Park Sangyun, Kong Hyoun-Joong, Moon Woo Kyoung, Kim Hee Chan
Interdisciplinary Program, Biomedical Engineering Major, Graduate School, Seoul National University, Seoul, Korea.
Annu Int Conf IEEE Eng Med Biol Soc. 2007;2007:5650-3. doi: 10.1109/IEMBS.2007.4353628.

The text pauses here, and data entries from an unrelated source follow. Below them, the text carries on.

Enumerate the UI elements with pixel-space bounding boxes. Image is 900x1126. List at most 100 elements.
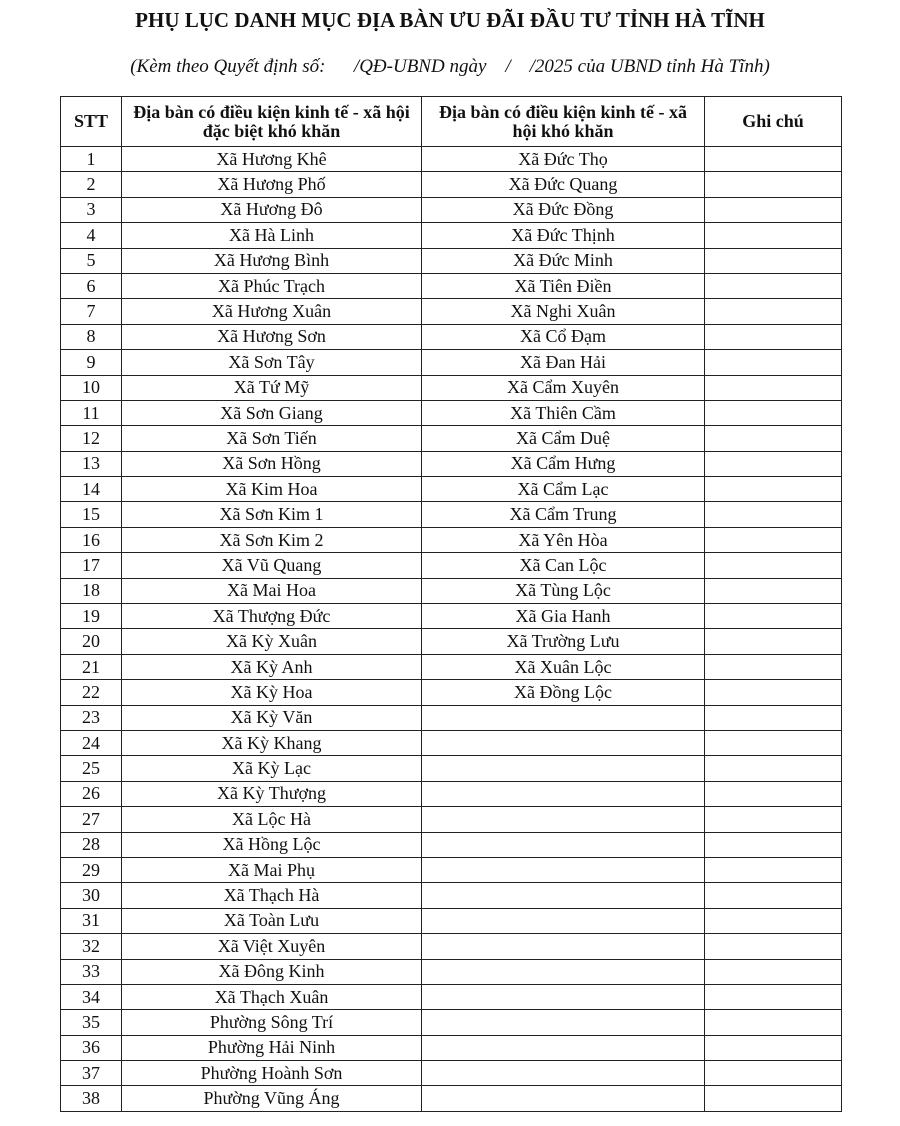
table-cell: [704, 298, 842, 325]
table-cell: Xã Kỳ Khang: [121, 729, 422, 757]
table-cell: [704, 907, 842, 935]
table-cell: Xã Kỳ Thượng: [121, 780, 422, 808]
table-cell: 18: [60, 577, 122, 605]
table-cell: Xã Hồng Lộc: [121, 831, 422, 858]
table-cell: [421, 1060, 705, 1087]
table-row: 37 Phường Hoành Sơn: [60, 1060, 842, 1087]
table-cell: [704, 1009, 842, 1036]
table-row: 5 Xã Hương Bình Xã Đức Minh: [60, 247, 842, 274]
table-cell: [704, 577, 842, 605]
table-row: 14 Xã Kim Hoa Xã Cẩm Lạc: [60, 476, 842, 503]
table-cell: [704, 247, 842, 274]
table-cell: [704, 628, 842, 655]
table-row: 31 Xã Toàn Lưu: [60, 907, 842, 935]
table-cell: [421, 1034, 705, 1062]
table-cell: Xã Kỳ Văn: [121, 704, 422, 731]
table-cell: [704, 603, 842, 630]
table-cell: 2: [60, 171, 122, 198]
table-cell: 3: [60, 196, 122, 224]
table-row: 32 Xã Việt Xuyên: [60, 933, 842, 960]
table-cell: [421, 1009, 705, 1036]
table-cell: [421, 1085, 705, 1112]
table-cell: [704, 806, 842, 833]
table-cell: 28: [60, 831, 122, 858]
table-cell: Xã Cẩm Lạc: [421, 476, 705, 503]
table-row: 19 Xã Thượng Đức Xã Gia Hanh: [60, 603, 842, 630]
table-cell: Xã Kỳ Lạc: [121, 755, 422, 782]
table-cell: [704, 780, 842, 808]
table-cell: 19: [60, 603, 122, 630]
table-cell: 23: [60, 704, 122, 731]
table-cell: Xã Kỳ Hoa: [121, 679, 422, 706]
table-cell: [421, 831, 705, 858]
table-cell: 36: [60, 1034, 122, 1062]
table-cell: 13: [60, 450, 122, 478]
table-row: 16 Xã Sơn Kim 2 Xã Yên Hòa: [60, 526, 842, 554]
table-cell: Xã Thượng Đức: [121, 603, 422, 630]
table-cell: Xã Tùng Lộc: [421, 577, 705, 605]
table-row: 11 Xã Sơn Giang Xã Thiên Cầm: [60, 399, 842, 427]
table-cell: 17: [60, 552, 122, 579]
table-cell: 30: [60, 882, 122, 909]
table-cell: 15: [60, 501, 122, 528]
table-cell: [704, 272, 842, 300]
table-row: 10 Xã Tứ Mỹ Xã Cẩm Xuyên: [60, 374, 842, 401]
table-cell: [421, 958, 705, 985]
table-cell: Phường Hải Ninh: [121, 1034, 422, 1062]
table-cell: Xã Sơn Giang: [121, 399, 422, 427]
table-cell: [704, 526, 842, 554]
column-header: Địa bàn có điều kiện kinh tế - xã hội kh…: [421, 96, 705, 147]
table-row: 29 Xã Mai Phụ: [60, 856, 842, 884]
table-cell: 22: [60, 679, 122, 706]
table-cell: 34: [60, 983, 122, 1011]
table-cell: Xã Đan Hải: [421, 349, 705, 376]
table-cell: Xã Yên Hòa: [421, 526, 705, 554]
table-cell: Xã Mai Phụ: [121, 856, 422, 884]
table-cell: [704, 374, 842, 401]
table-row: 23 Xã Kỳ Văn: [60, 704, 842, 731]
table-cell: 31: [60, 907, 122, 935]
table-cell: Xã Gia Hanh: [421, 603, 705, 630]
table-row: 4 Xã Hà Linh Xã Đức Thịnh: [60, 222, 842, 249]
table-row: 21 Xã Kỳ Anh Xã Xuân Lộc: [60, 653, 842, 681]
table-cell: Xã Hương Đô: [121, 196, 422, 224]
table-cell: [704, 1085, 842, 1112]
table-row: 9 Xã Sơn Tây Xã Đan Hải: [60, 349, 842, 376]
table-cell: [421, 729, 705, 757]
table-cell: 11: [60, 399, 122, 427]
table-cell: [704, 501, 842, 528]
table-row: 26 Xã Kỳ Thượng: [60, 780, 842, 808]
table-row: 17 Xã Vũ Quang Xã Can Lộc: [60, 552, 842, 579]
table-cell: [704, 653, 842, 681]
table-cell: [704, 1060, 842, 1087]
table-cell: Xã Hương Khê: [121, 145, 422, 173]
table-cell: 37: [60, 1060, 122, 1087]
table-row: 24 Xã Kỳ Khang: [60, 729, 842, 757]
table-cell: [421, 907, 705, 935]
table-cell: [421, 983, 705, 1011]
table-cell: Xã Sơn Kim 2: [121, 526, 422, 554]
table-cell: [704, 729, 842, 757]
table-cell: [421, 755, 705, 782]
table-cell: Xã Cẩm Duệ: [421, 425, 705, 452]
table-cell: [704, 145, 842, 173]
table-cell: [704, 755, 842, 782]
table-cell: Xã Lộc Hà: [121, 806, 422, 833]
table-row: 12 Xã Sơn Tiến Xã Cẩm Duệ: [60, 425, 842, 452]
table-cell: [704, 399, 842, 427]
table-cell: Xã Đức Đồng: [421, 196, 705, 224]
subtitle: (Kèm theo Quyết định số: /QĐ-UBND ngày /…: [130, 56, 770, 77]
table-cell: Xã Kỳ Xuân: [121, 628, 422, 655]
table-cell: Xã Đức Minh: [421, 247, 705, 274]
table-row: 35 Phường Sông Trí: [60, 1009, 842, 1036]
table-cell: 29: [60, 856, 122, 884]
table-cell: 12: [60, 425, 122, 452]
table-cell: 38: [60, 1085, 122, 1112]
table-cell: [704, 196, 842, 224]
table-cell: [704, 704, 842, 731]
table-cell: Xã Việt Xuyên: [121, 933, 422, 960]
table-cell: 8: [60, 323, 122, 351]
table-cell: [421, 933, 705, 960]
table-row: 15 Xã Sơn Kim 1 Xã Cẩm Trung: [60, 501, 842, 528]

An accurate segmentation of solid nodules in ultrasonographic (US) breast image is presented. 1-level 2-dimensional Discrete Wavelet Transform (DWT) is used to create features reflecting the texture information of the original image. Using these features, the texture classification is achieved. Finally, solid nodule region is segmented from the classified texture region. Proper threshold for texture classification is automatically decided. Empirically acquired information about the relationship between the texture characteristic of the original image and the optimal threshold is examined and used. Presented algorithm is applied to 284 malignant solid nodules and 300 benign solid nodules and the resulting images are presented.
本文提出了一种对超声(US)乳腺图像中实性结节进行准确分割的方法。采用一级二维离散小波变换(DWT)来创建反映原始图像纹理信息的特征。利用这些特征实现纹理分类。最后,从分类后的纹理区域中分割出实性结节区域。自动确定纹理分类的合适阈值。研究并使用了通过经验获取的关于原始图像纹理特征与最佳阈值之间关系的信息。将所提出的算法应用于284个恶性实性结节和300个良性实性结节,并展示了所得图像。